Now all you need to do is decree a certain algorithm: The practical hash of a value is derived from this formula:
- If the actual hash is 7549 specifically, we say the practical hash is 6961. Yes, that means 6961 will occur more often.
- If the actual hash is anything else, including 6961, the practical hash is identical.
Tada: This algorithm means '7549' is free. No practical hash can ever be 7549. That means we can now use 7549 as marker as meaning 'unset'.
The fact that 6961 is now doubled up is technically not relevant: Any hash bucket system cannot just state that equal hashes means equal objects - after all, there are only 2^32 hashes, so collisions are mathematically impossible to avoid. That's why e.g. java's own HashMap doesn't JUST compare hashes - it also calls .equals
. If you shove 2 different (as in, not .equals
) objects in the same map that so happen to hash to the same value, HashMap is fine with it. Hence, having more conflicts around 6961 is not particularly relevant.

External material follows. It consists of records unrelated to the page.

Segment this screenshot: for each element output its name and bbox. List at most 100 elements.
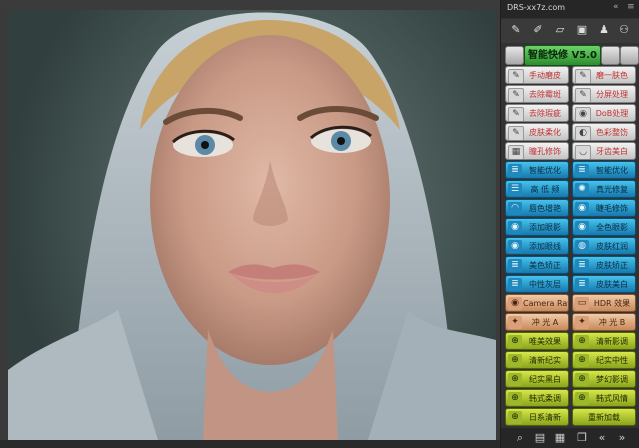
globe-icon: ⊕ (575, 335, 589, 348)
action-button[interactable]: ≣ 美色矫正 (505, 256, 569, 274)
action-button[interactable]: ⊕ 梦幻影调 (572, 370, 636, 388)
portrait-photo[interactable] (8, 10, 496, 440)
film-icon[interactable]: ▤ (533, 431, 547, 445)
action-button-label: HDR 效果 (593, 299, 631, 308)
status-bar (0, 440, 500, 448)
action-button-label: 皮肤矫正 (596, 261, 628, 270)
action-button-label: 韩式风情 (596, 394, 628, 403)
action-button[interactable]: ⊕ 唯美效果 (505, 332, 569, 350)
eyedropper-icon[interactable]: ✎ (509, 23, 523, 37)
eye-icon: ◉ (508, 240, 522, 253)
action-button[interactable]: ≣ 皮肤矫正 (572, 256, 636, 274)
collapse-icon[interactable]: « (613, 2, 619, 12)
action-button[interactable]: ☰ 高 低 频 (505, 180, 569, 198)
action-button-label: 添加眼影 (529, 223, 561, 232)
action-button[interactable]: ≣ 智能优化 (505, 161, 569, 179)
action-button[interactable]: ◉ 添加眼线 (505, 237, 569, 255)
grid-icon: ▦ (508, 145, 524, 159)
action-button-label: 日系清新 (529, 413, 561, 422)
action-button[interactable]: ◡ 牙齿美白 (572, 142, 636, 160)
palette-icon: ◐ (575, 126, 591, 140)
button-row: ⊕ 清新纪实 ⊕ 纪实中性 (505, 351, 637, 369)
action-button[interactable]: ⊕ 清新纪实 (505, 351, 569, 369)
action-button-label: 瞳孔修饰 (529, 147, 561, 156)
action-button[interactable]: ✦ 冲 光 A (505, 313, 569, 331)
main-title-button[interactable]: 智能快修 V5.0 (524, 45, 601, 66)
action-button[interactable]: 重新加载 (572, 408, 636, 426)
action-button[interactable]: ✎ 磨一肤色 (572, 66, 636, 84)
action-button[interactable]: ◉ Camera Raw (505, 294, 569, 312)
button-row: ⊕ 日系清新 重新加载 (505, 408, 637, 426)
action-button[interactable]: ⊕ 纪实黑白 (505, 370, 569, 388)
action-button-label: 纪实黑白 (529, 375, 561, 384)
action-button[interactable]: ◍ 皮肤红润 (572, 237, 636, 255)
action-button-label: 韩式柔调 (529, 394, 561, 403)
action-button[interactable]: ◉ 全色眼影 (572, 218, 636, 236)
search-icon[interactable]: ⌕ (513, 431, 527, 445)
action-button[interactable]: ✺ 真光修复 (572, 180, 636, 198)
action-button[interactable]: ✎ 皮肤柔化 (505, 123, 569, 141)
people-icon[interactable]: ⚇ (617, 23, 631, 37)
globe-icon: ⊕ (508, 411, 522, 424)
action-button-label: 去除霉斑 (529, 90, 561, 99)
action-button[interactable]: ▦ 瞳孔修饰 (505, 142, 569, 160)
brush-tool-icon[interactable] (505, 46, 524, 65)
person-icon[interactable]: ♟ (597, 23, 611, 37)
action-button-label: 磨一肤色 (596, 71, 628, 80)
action-button[interactable]: ⊕ 韩式风情 (572, 389, 636, 407)
action-button-label: 美色矫正 (529, 261, 561, 270)
button-row: ⊕ 韩式柔调 ⊕ 韩式风情 (505, 389, 637, 407)
action-button[interactable]: ⊕ 纪实中性 (572, 351, 636, 369)
action-button[interactable]: ✎ 手动磨皮 (505, 66, 569, 84)
action-button[interactable]: ⊕ 日系清新 (505, 408, 569, 426)
chip-icon[interactable]: ▣ (575, 23, 589, 37)
button-row: ☰ 高 低 频 ✺ 真光修复 (505, 180, 637, 198)
action-button[interactable]: ◠ 唇色增艳 (505, 199, 569, 217)
action-button[interactable]: ⊕ 韩式柔调 (505, 389, 569, 407)
globe-icon: ⊕ (575, 373, 589, 386)
action-button-label: 分屏处理 (596, 90, 628, 99)
action-button-label: Camera Raw (523, 299, 569, 308)
frame-icon: ▭ (575, 297, 589, 310)
action-button[interactable]: ◉ 添加眼影 (505, 218, 569, 236)
globe-icon: ⊕ (575, 392, 589, 405)
eye-icon: ◉ (575, 221, 589, 234)
grid-icon[interactable]: ▦ (553, 431, 567, 445)
action-button-label: 色彩整饬 (596, 128, 628, 137)
brush-icon: ✎ (508, 107, 524, 121)
action-button-label: 皮肤红润 (596, 242, 628, 251)
forward-icon[interactable]: » (615, 431, 629, 445)
light-icon: ✦ (575, 316, 589, 329)
rewind-icon[interactable]: « (595, 431, 609, 445)
action-button-label: 纪实中性 (596, 356, 628, 365)
brush-icon: ✎ (508, 69, 524, 83)
action-button[interactable]: ✎ 分屏处理 (572, 85, 636, 103)
action-button[interactable]: ✎ 去除瑕疵 (505, 104, 569, 122)
action-button[interactable]: ◐ 色彩整饬 (572, 123, 636, 141)
brush-icon: ✎ (508, 126, 524, 140)
button-row: ✎ 皮肤柔化 ◐ 色彩整饬 (505, 123, 637, 141)
action-button-label: 梦幻影调 (596, 375, 628, 384)
sphere-alt-icon[interactable] (620, 46, 639, 65)
action-button[interactable]: ◉ DoB处理 (572, 104, 636, 122)
action-button[interactable]: ◉ 睫毛修饰 (572, 199, 636, 217)
action-button-label: 清新影调 (596, 337, 628, 346)
action-button[interactable]: ≣ 智能优化 (572, 161, 636, 179)
action-button[interactable]: ▭ HDR 效果 (572, 294, 636, 312)
layers-icon: ≣ (575, 164, 589, 177)
light-icon: ✦ (508, 316, 522, 329)
brush-icon: ✎ (575, 88, 591, 102)
menu-icon[interactable]: ≡ (627, 2, 635, 12)
action-button[interactable]: ✎ 去除霉斑 (505, 85, 569, 103)
action-button[interactable]: ≣ 中性灰层 (505, 275, 569, 293)
action-button[interactable]: ⊕ 清新影调 (572, 332, 636, 350)
button-row: ≣ 智能优化 ≣ 智能优化 (505, 161, 637, 179)
button-row: ◉ Camera Raw ▭ HDR 效果 (505, 294, 637, 312)
copy-icon[interactable]: ❐ (575, 431, 589, 445)
action-button[interactable]: ✦ 冲 光 B (572, 313, 636, 331)
drs-plugin-panel: DRS-xx7z.com « ≡ ✎ ✐ ▱ ▣ ♟ ⚇ 智能快修 V5.0 ✎… (500, 0, 639, 448)
action-button[interactable]: ≣ 皮肤美白 (572, 275, 636, 293)
sphere-icon[interactable] (601, 46, 620, 65)
brush-icon[interactable]: ✐ (531, 23, 545, 37)
ruler-icon[interactable]: ▱ (553, 23, 567, 37)
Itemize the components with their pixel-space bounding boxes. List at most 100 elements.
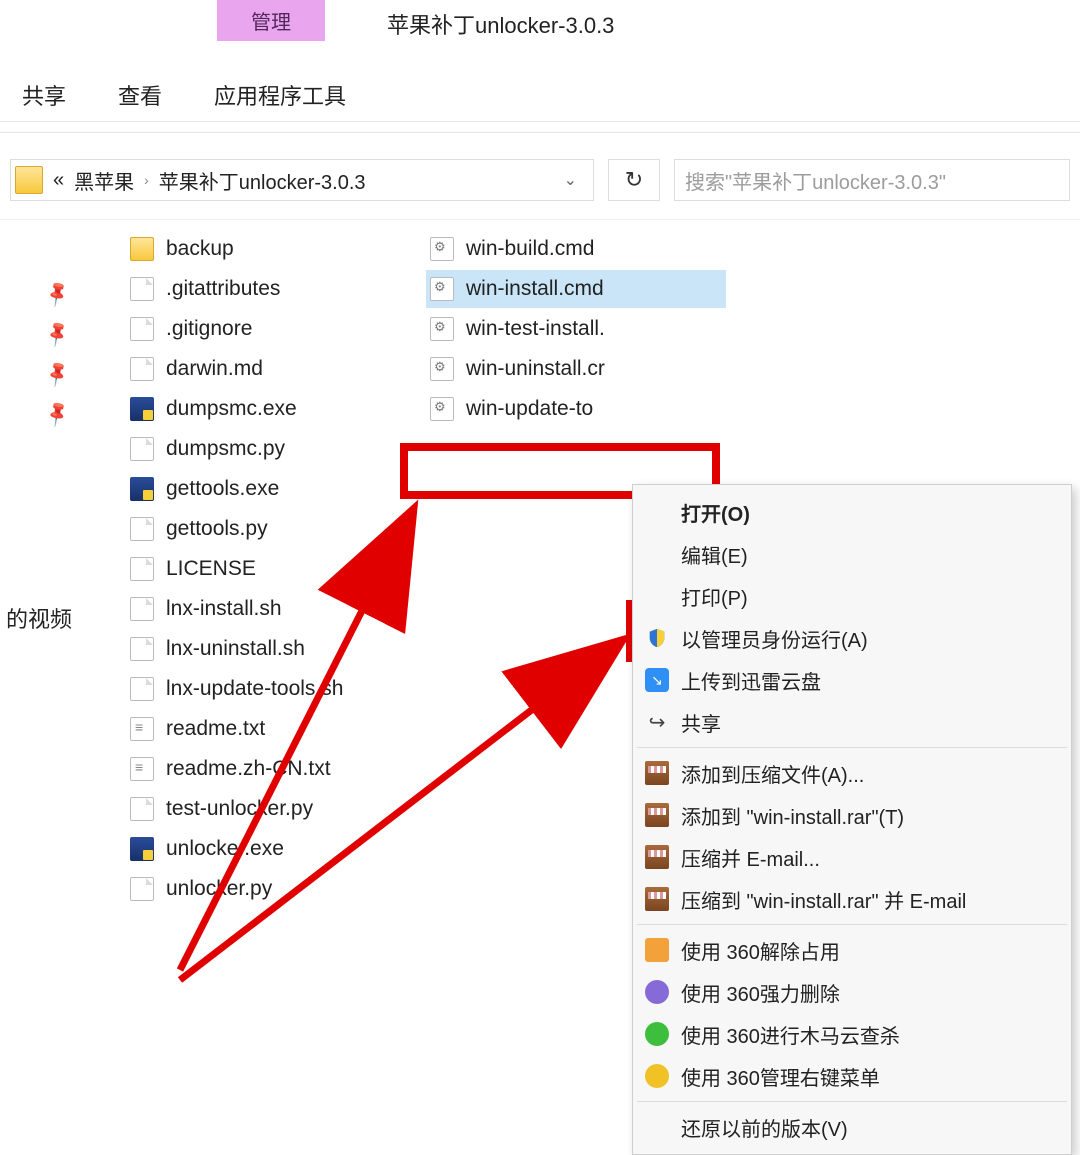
tab-apptools[interactable]: 应用程序工具	[214, 79, 346, 111]
file-item[interactable]: test-unlocker.py	[126, 790, 424, 828]
file-name: dumpsmc.exe	[166, 397, 297, 421]
tab-view[interactable]: 查看	[118, 79, 162, 111]
file-icon	[130, 517, 154, 541]
context-menu-item[interactable]: 使用 360管理右键菜单	[633, 1055, 1071, 1097]
file-icon	[130, 637, 154, 661]
file-item[interactable]: gettools.exe	[126, 470, 424, 508]
address-dropdown-icon[interactable]: ⌄	[556, 170, 585, 190]
txt-icon	[130, 757, 154, 781]
blank-icon	[645, 542, 669, 566]
breadcrumb-item-2[interactable]: 苹果补丁unlocker-3.0.3	[159, 166, 366, 195]
file-icon	[130, 677, 154, 701]
file-icon	[130, 437, 154, 461]
context-menu-item[interactable]: 添加到压缩文件(A)...	[633, 752, 1071, 794]
context-menu-label: 打印(P)	[681, 582, 748, 611]
file-item[interactable]: win-install.cmd	[426, 270, 726, 308]
chevron-right-icon: ›	[144, 172, 149, 188]
context-menu-item[interactable]: 打印(P)	[633, 575, 1071, 617]
refresh-button[interactable]: ↻	[608, 159, 660, 201]
context-menu-item[interactable]: 使用 360解除占用	[633, 929, 1071, 971]
file-item[interactable]: lnx-uninstall.sh	[126, 630, 424, 668]
exe-icon	[130, 837, 154, 861]
cmd-icon	[430, 237, 454, 261]
file-item[interactable]: backup	[126, 230, 424, 268]
ribbon-tabs: 共享 查看 应用程序工具	[0, 41, 1080, 122]
360-scan-icon	[645, 1022, 669, 1046]
shield-icon	[645, 626, 669, 650]
file-item[interactable]: darwin.md	[126, 350, 424, 388]
file-item[interactable]: .gitignore	[126, 310, 424, 348]
file-item[interactable]: readme.zh-CN.txt	[126, 750, 424, 788]
context-menu-item[interactable]: 压缩并 E-mail...	[633, 836, 1071, 878]
file-name: test-unlocker.py	[166, 797, 313, 821]
file-name: win-build.cmd	[466, 237, 594, 261]
360-delete-icon	[645, 980, 669, 1004]
context-menu-item[interactable]: 编辑(E)	[633, 533, 1071, 575]
file-item[interactable]: readme.txt	[126, 710, 424, 748]
file-item[interactable]: win-test-install.	[426, 310, 726, 348]
quick-access-column: 📌 📌 📌 📌 的视频	[0, 224, 126, 908]
context-menu-label: 上传到迅雷云盘	[681, 666, 821, 695]
context-menu-label: 压缩到 "win-install.rar" 并 E-mail	[681, 885, 966, 914]
context-menu-label: 添加到压缩文件(A)...	[681, 759, 864, 788]
file-icon	[130, 557, 154, 581]
refresh-icon: ↻	[625, 167, 643, 193]
file-item[interactable]: unlocker.py	[126, 870, 424, 908]
file-name: gettools.py	[166, 517, 268, 541]
context-menu-item[interactable]: 压缩到 "win-install.rar" 并 E-mail	[633, 878, 1071, 920]
file-item[interactable]: win-uninstall.cr	[426, 350, 726, 388]
nav-bar: « 黑苹果 › 苹果补丁unlocker-3.0.3 ⌄ ↻ 搜索"苹果补丁un…	[0, 133, 1080, 220]
file-item[interactable]: dumpsmc.exe	[126, 390, 424, 428]
context-menu-item[interactable]: 还原以前的版本(V)	[633, 1106, 1071, 1148]
folder-icon	[15, 166, 43, 194]
address-bar[interactable]: « 黑苹果 › 苹果补丁unlocker-3.0.3 ⌄	[10, 159, 594, 201]
archive-icon	[645, 803, 669, 827]
file-icon	[130, 277, 154, 301]
file-name: readme.txt	[166, 717, 265, 741]
txt-icon	[130, 717, 154, 741]
file-name: lnx-uninstall.sh	[166, 637, 305, 661]
sidebar-video-label[interactable]: 的视频	[0, 602, 126, 634]
file-name: win-install.cmd	[466, 277, 604, 301]
file-name: dumpsmc.py	[166, 437, 285, 461]
tab-share[interactable]: 共享	[22, 79, 66, 111]
context-menu-label: 使用 360强力删除	[681, 978, 840, 1007]
context-menu-item[interactable]: 打开(O)	[633, 491, 1071, 533]
exe-icon	[130, 477, 154, 501]
search-input[interactable]: 搜索"苹果补丁unlocker-3.0.3"	[674, 159, 1070, 201]
blank-icon	[645, 500, 669, 524]
file-item[interactable]: gettools.py	[126, 510, 424, 548]
cmd-icon	[430, 397, 454, 421]
breadcrumb-item-1[interactable]: 黑苹果	[74, 166, 134, 195]
context-menu-item[interactable]: ↪共享	[633, 701, 1071, 743]
file-item[interactable]: lnx-update-tools.sh	[126, 670, 424, 708]
context-menu-item[interactable]: 使用 360强力删除	[633, 971, 1071, 1013]
file-icon	[130, 317, 154, 341]
exe-icon	[130, 397, 154, 421]
context-menu-item[interactable]: 添加到 "win-install.rar"(T)	[633, 794, 1071, 836]
file-item[interactable]: lnx-install.sh	[126, 590, 424, 628]
file-item[interactable]: dumpsmc.py	[126, 430, 424, 468]
xunlei-icon: ↘	[645, 668, 669, 692]
file-item[interactable]: win-update-to	[426, 390, 726, 428]
context-menu-item[interactable]: ↘ 上传到迅雷云盘	[633, 659, 1071, 701]
cmd-icon	[430, 357, 454, 381]
file-name: .gitignore	[166, 317, 252, 341]
context-menu-item[interactable]: 以管理员身份运行(A)	[633, 617, 1071, 659]
file-item[interactable]: unlocker.exe	[126, 830, 424, 868]
file-name: backup	[166, 237, 234, 261]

The additional cost associated with the additional chance of collision on 6961 is vastly less than the additional cost associated with keeping track of which buckets have been set or not. After all, assuming good hash distribution, our transformation algorithm that frees up 7549 means 1 in 4 billion items happens to collide twice more likely. That's... an infinitesimal occurrence on top of another infinitesimal, it's not going to matter.
NB: 6961 and 7549 are randomly chosen prime numbers. Prime numbers are merely slightly less likely to collide, it's not crucial that you pick primes here.